Away from the hurdles, one of Olaka’s greatest achievement has been the establishment of Pesalink, the money transfer platform that allows for interbank transfers from one person to another on all banks retail payment channels.
Olaka who started his career at audit firm Price Water-house Coopers in the audit and business advisory services division, says the idea was conceived after member banks realized that they were losing close to KSh2.3 billion to telcos through mobile money transfer services.
Pesalink, offered by KBA’s subsidiary – Integrated Payment Services Limited (IPSL) – handles person to person transfer from as allow as KSh10 to Ksh999,999. In its first five months, the platform moved KSh8 billion.
In addition to Pesalink, Olaka is also credited for overseeing the roll-out of a Cheque Truncation System (CTS) introduced in 2011. The system allows banks to electronically clear cheques eliminating the burden of physically carrying documents to the clearing house as well as eliminating fraud in the industry. Previously, the longest cheque clearing period for upcountry cheques would take ten days. This has been reduced to two days.
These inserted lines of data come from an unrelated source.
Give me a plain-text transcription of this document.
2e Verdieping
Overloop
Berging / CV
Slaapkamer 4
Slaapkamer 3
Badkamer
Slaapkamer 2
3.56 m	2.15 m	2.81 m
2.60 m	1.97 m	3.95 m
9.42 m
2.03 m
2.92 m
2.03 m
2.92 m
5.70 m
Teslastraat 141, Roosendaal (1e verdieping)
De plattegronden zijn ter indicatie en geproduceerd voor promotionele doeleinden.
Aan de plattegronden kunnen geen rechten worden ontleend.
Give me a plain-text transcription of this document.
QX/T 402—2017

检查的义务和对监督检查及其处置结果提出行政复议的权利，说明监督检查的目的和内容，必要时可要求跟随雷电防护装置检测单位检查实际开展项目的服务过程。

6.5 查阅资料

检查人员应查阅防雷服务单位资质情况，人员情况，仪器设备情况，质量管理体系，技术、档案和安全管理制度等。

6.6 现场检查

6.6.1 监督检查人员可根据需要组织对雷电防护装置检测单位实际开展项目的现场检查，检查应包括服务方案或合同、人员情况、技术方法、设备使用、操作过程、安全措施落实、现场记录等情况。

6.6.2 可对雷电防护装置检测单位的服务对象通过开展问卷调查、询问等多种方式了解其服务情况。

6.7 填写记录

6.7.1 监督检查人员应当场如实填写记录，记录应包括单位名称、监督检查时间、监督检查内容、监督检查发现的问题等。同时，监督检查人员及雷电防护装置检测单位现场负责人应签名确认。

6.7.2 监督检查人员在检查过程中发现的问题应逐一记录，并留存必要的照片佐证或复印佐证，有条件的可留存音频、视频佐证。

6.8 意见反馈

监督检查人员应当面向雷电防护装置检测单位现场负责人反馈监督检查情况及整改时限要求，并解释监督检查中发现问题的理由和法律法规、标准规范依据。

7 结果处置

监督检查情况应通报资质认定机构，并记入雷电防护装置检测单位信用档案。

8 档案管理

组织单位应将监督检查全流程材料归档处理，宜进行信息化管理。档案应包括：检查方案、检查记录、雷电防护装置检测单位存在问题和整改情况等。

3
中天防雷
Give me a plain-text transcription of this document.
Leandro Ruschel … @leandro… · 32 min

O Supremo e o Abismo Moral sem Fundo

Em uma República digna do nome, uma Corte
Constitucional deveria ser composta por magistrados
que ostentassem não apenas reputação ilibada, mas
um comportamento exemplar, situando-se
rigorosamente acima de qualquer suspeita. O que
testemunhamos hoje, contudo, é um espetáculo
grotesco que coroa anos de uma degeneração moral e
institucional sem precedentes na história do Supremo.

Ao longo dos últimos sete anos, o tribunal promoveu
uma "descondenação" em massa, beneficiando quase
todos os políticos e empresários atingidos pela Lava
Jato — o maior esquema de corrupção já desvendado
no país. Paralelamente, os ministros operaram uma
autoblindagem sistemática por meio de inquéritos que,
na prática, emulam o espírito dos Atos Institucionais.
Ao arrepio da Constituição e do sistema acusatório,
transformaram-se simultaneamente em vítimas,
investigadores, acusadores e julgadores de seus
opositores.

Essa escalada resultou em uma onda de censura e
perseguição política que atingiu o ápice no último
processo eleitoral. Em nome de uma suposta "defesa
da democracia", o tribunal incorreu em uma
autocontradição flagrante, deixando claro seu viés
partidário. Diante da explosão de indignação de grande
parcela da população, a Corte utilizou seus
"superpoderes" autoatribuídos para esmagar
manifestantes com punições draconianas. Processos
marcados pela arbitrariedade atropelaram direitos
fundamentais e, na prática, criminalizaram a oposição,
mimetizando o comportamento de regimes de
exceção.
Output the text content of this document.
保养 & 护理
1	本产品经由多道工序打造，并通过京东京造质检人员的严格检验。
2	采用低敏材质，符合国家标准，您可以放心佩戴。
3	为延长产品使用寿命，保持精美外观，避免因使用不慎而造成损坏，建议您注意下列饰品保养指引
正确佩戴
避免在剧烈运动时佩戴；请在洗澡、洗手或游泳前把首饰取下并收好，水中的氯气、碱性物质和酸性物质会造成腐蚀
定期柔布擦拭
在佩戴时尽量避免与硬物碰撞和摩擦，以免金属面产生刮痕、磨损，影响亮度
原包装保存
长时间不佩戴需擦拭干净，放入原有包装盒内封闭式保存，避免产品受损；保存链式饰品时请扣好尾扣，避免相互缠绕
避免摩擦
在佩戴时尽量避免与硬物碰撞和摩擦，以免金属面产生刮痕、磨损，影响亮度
East Africa Bankers Association
As the CEO of the bankers lobby group in Kenya, he continues to champion for the formation of East Africa Bankers Association. This body he says, will perform some of the function bankers associations do at a national level but now at the regional level.
“We want to engage all the stakeholders such as the regional Customs Union, EALA among others in a bid to replicate what banker’s lobby organizations are doing on the national level to regional level. We see that as a way to support seamless operation of our members.”
Olaka however laments that despite the gain and development of the financial sector, Kenya’s domestic savings are still low. One of the main reasons he cites is that most Kenyans do not have enough income to consume and save.
“This is an opportunity for banks. There is demand for credit and most of the demand is met by informal sources. Banks should extend credit offerings to the customers currently accessing credit in the informal sector.”
Since joining KBA in 2010, Olaka says he continues to remain challenged and invigorated at all times. Kenya’s financial sector is well developed with over 45 registered banks. The banking as a sub sector contributed more than 60 per cent of total assets in the financial sector between January 2016 to March 2017 according to a report by research firm, Research and Markets.
“But we always have to keep an eye on the policy direction concerning the sector,” he says. He notes that in Kenya, legislation can change anytime and that brings the risks of doing away with the progress the sector has already made over the years.
“We need to engage policy makers and propose alternatives,” he concludes.